"L’année 2025 a été marquée par une hausse des procédures amiables et une baisse des procédures collectives", explique Carl Chapuis, Président du Tribunal de Commerce du Puy-en-Velay.
Il poursuit en ces mots : "J’encourage les chefs d’entreprise à se tourner vers des solutions de prévention avant qu’il ne soit trop tard. Procédure discrète et toujours efficace, la conciliation témoigne de la capacité de la justice à prévenir plutôt qu’à sanctionner".
"La conciliation est un outil précieux qui permet d’intervenir avant que les difficultés deviennent insurmontables". Carl Chapuis
Le préfet, des élus, des institutionnels, des avocats... le tribunal a fait salle comble.
Photo par Georges Roche
Une juridiction qui se dépoussière
Si l'audience s'est forcément concentrée sur les différentes actions menées par les rouages de la justice administrative, elle a aussi été le théâtre d'une information pour le moins historique. Un élément sans précédent.
Carl Chapuis a annoncé laisser son siège de Président de la juridiction pour le confier à Viviane Massonneau Le Pape. Ainsi, pour la première fois de son histoire, le Tribunal de Commerce de Haute-Loire sera présidé alors par une femme.
À ses côtés, trois nouveaux juges ont été "installés" pour faire tourner cette lourde et indispensable machine judiciaire.

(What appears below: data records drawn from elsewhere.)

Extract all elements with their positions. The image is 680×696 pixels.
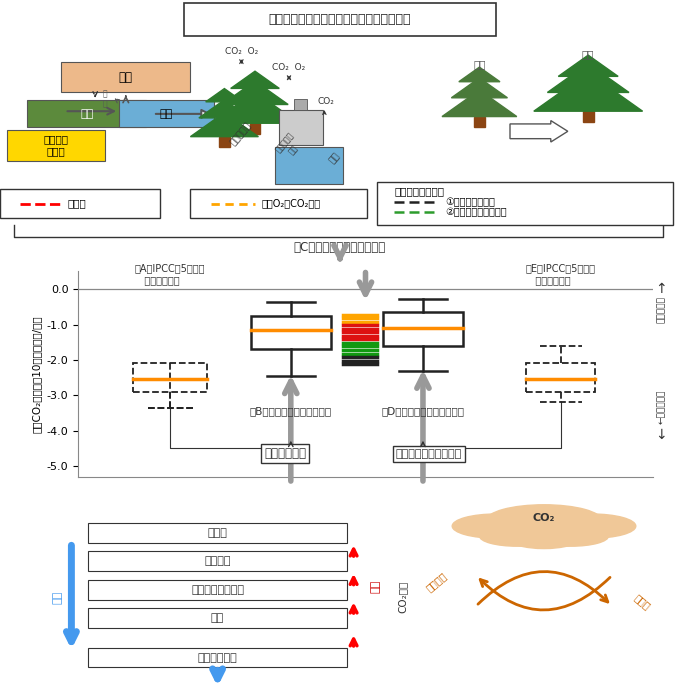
Polygon shape bbox=[205, 88, 243, 102]
Polygon shape bbox=[219, 136, 230, 148]
Text: CO₂  O₂: CO₂ O₂ bbox=[225, 47, 258, 56]
FancyBboxPatch shape bbox=[61, 62, 190, 93]
FancyBboxPatch shape bbox=[184, 3, 496, 36]
Text: 吸収: 吸収 bbox=[53, 591, 63, 604]
Text: 火災: 火災 bbox=[211, 613, 224, 623]
Bar bbox=[133, 363, 207, 392]
Text: CO₂  O₂: CO₂ O₂ bbox=[273, 63, 305, 72]
Text: バイオマス変化量: バイオマス変化量 bbox=[394, 186, 445, 196]
Polygon shape bbox=[583, 111, 594, 122]
Text: 植物呼吸: 植物呼吸 bbox=[205, 556, 231, 566]
Text: CO₂収支: CO₂収支 bbox=[398, 581, 408, 613]
Text: 光合成: 光合成 bbox=[207, 528, 228, 538]
Polygon shape bbox=[211, 92, 299, 123]
Polygon shape bbox=[231, 71, 279, 88]
Text: ①衛星マイクロ波: ①衛星マイクロ波 bbox=[445, 197, 495, 207]
Text: 大気インバースモデル: 大気インバースモデル bbox=[396, 449, 462, 459]
Text: 陸域: 陸域 bbox=[80, 109, 93, 119]
Text: ↓: ↓ bbox=[655, 428, 667, 442]
Text: 大気: 大気 bbox=[119, 70, 133, 84]
Ellipse shape bbox=[547, 514, 636, 538]
FancyBboxPatch shape bbox=[279, 110, 323, 145]
Text: 化石燃料
の燃焼: 化石燃料 の燃焼 bbox=[44, 134, 69, 156]
FancyBboxPatch shape bbox=[377, 182, 673, 225]
Text: 【C】本研究（定義の補正）: 【C】本研究（定義の補正） bbox=[294, 242, 386, 254]
Polygon shape bbox=[190, 113, 258, 136]
Polygon shape bbox=[534, 72, 643, 111]
FancyBboxPatch shape bbox=[0, 189, 160, 219]
Ellipse shape bbox=[479, 525, 554, 546]
Bar bbox=[383, 312, 463, 346]
Text: 海洋: 海洋 bbox=[328, 151, 342, 165]
Text: 生態系モデル: 生態系モデル bbox=[264, 448, 306, 460]
Text: 【E】IPCC第5次評価
   報告書の再現: 【E】IPCC第5次評価 報告書の再現 bbox=[526, 263, 596, 285]
FancyArrow shape bbox=[510, 120, 568, 142]
Text: ↑: ↑ bbox=[655, 282, 667, 296]
Polygon shape bbox=[452, 78, 507, 98]
Text: 大気・地上・衛星観測データに基づく手法: 大気・地上・衛星観測データに基づく手法 bbox=[269, 13, 411, 26]
Ellipse shape bbox=[510, 530, 578, 548]
Text: ←吸収（－）: ←吸収（－） bbox=[656, 390, 666, 425]
Text: 大気O₂・CO₂観測: 大気O₂・CO₂観測 bbox=[262, 198, 321, 209]
Polygon shape bbox=[199, 100, 250, 118]
Polygon shape bbox=[474, 116, 485, 127]
Text: 大気輸送: 大気輸送 bbox=[424, 571, 449, 594]
Text: CO₂: CO₂ bbox=[533, 514, 555, 523]
Text: 【D】本研究（定義の補正）: 【D】本研究（定義の補正） bbox=[381, 406, 464, 416]
Text: 残余法: 残余法 bbox=[68, 198, 87, 209]
Bar bbox=[250, 316, 331, 349]
Text: 陸域生態系: 陸域生態系 bbox=[229, 121, 254, 147]
Polygon shape bbox=[547, 63, 629, 93]
Ellipse shape bbox=[534, 525, 609, 546]
Polygon shape bbox=[459, 67, 500, 81]
FancyBboxPatch shape bbox=[88, 580, 347, 599]
Text: 逆推定: 逆推定 bbox=[632, 592, 652, 611]
FancyBboxPatch shape bbox=[7, 130, 105, 161]
Polygon shape bbox=[250, 123, 260, 134]
Text: 放出: 放出 bbox=[371, 580, 381, 593]
FancyBboxPatch shape bbox=[275, 148, 343, 184]
Text: 【B】本研究（定義の補正）: 【B】本研究（定義の補正） bbox=[250, 406, 332, 416]
FancyBboxPatch shape bbox=[88, 608, 347, 628]
Text: 化石燃料の
燃焼: 化石燃料の 燃焼 bbox=[274, 131, 304, 161]
Text: 放出（＋）: 放出（＋） bbox=[656, 296, 666, 323]
Text: 【A】IPCC第5次評価
   報告書の再現: 【A】IPCC第5次評価 報告書の再現 bbox=[135, 263, 205, 285]
Polygon shape bbox=[558, 55, 618, 77]
Polygon shape bbox=[442, 90, 517, 116]
Ellipse shape bbox=[452, 514, 541, 538]
Text: 海洋: 海洋 bbox=[160, 109, 173, 119]
Polygon shape bbox=[222, 81, 288, 104]
FancyBboxPatch shape bbox=[119, 100, 214, 127]
Text: 前年: 前年 bbox=[473, 60, 486, 70]
FancyBboxPatch shape bbox=[88, 648, 347, 667]
Text: リター・土壌分解: リター・土壌分解 bbox=[191, 585, 244, 594]
Ellipse shape bbox=[486, 505, 602, 537]
FancyBboxPatch shape bbox=[294, 99, 307, 110]
FancyBboxPatch shape bbox=[88, 523, 347, 543]
FancyBboxPatch shape bbox=[27, 100, 146, 127]
Y-axis label: 陸域CO₂収支量（10億トン炭素/年）: 陸域CO₂収支量（10億トン炭素/年） bbox=[31, 315, 41, 433]
Text: 現年: 現年 bbox=[582, 49, 594, 59]
Text: ②森林インベントリー: ②森林インベントリー bbox=[445, 207, 507, 217]
FancyBboxPatch shape bbox=[88, 551, 347, 571]
Text: CO₂: CO₂ bbox=[318, 97, 335, 106]
Text: 移
流: 移 流 bbox=[103, 90, 107, 109]
Bar bbox=[526, 363, 595, 392]
FancyBboxPatch shape bbox=[190, 189, 367, 219]
Text: 土地利用変化: 土地利用変化 bbox=[198, 653, 237, 663]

"Ces juges mettent leur expérience au service de notre Justice et en garantissent la qualité. Le rôle de cette Justice est de protéger les vulnérables". Antoine Joncteur-Monrozier, Procureur de la République du Tribunal judiciaire du Puy
Les trois nouveaux juges qui intègrent officiellement la juridiction consulaire.
Photo par Georges Roche
Des injections de payer en hausse
Au 31 décembre 2025, le nombre de conciliations accordées par le Tribunal de Commerce du Puy-en-Velay s’est établi à 8 (contre 5 en 2024). L'institution a, par ailleurs, réalisé 49 entretiens de prévention, contre 38 en 2024. C'est une augmentation de 28,95 % dans laquelle Carl Chapuis souligne une volonté des entreprises de gérer leur destin plutôt que de prendre le risque d’être confrontées à une procédure collective (redressement et liquidation judicaire).
Les injonctions de payer sont passées de 363 en 2024 à 382 l’an dernier, soit une augmentation de 5,23 %. "L’injonction de payer est annonciatrice des premières difficultés économiques d’une entreprise mais elle reste un moyen privilégié du recouvrement des créances", précise Carl Chapuis.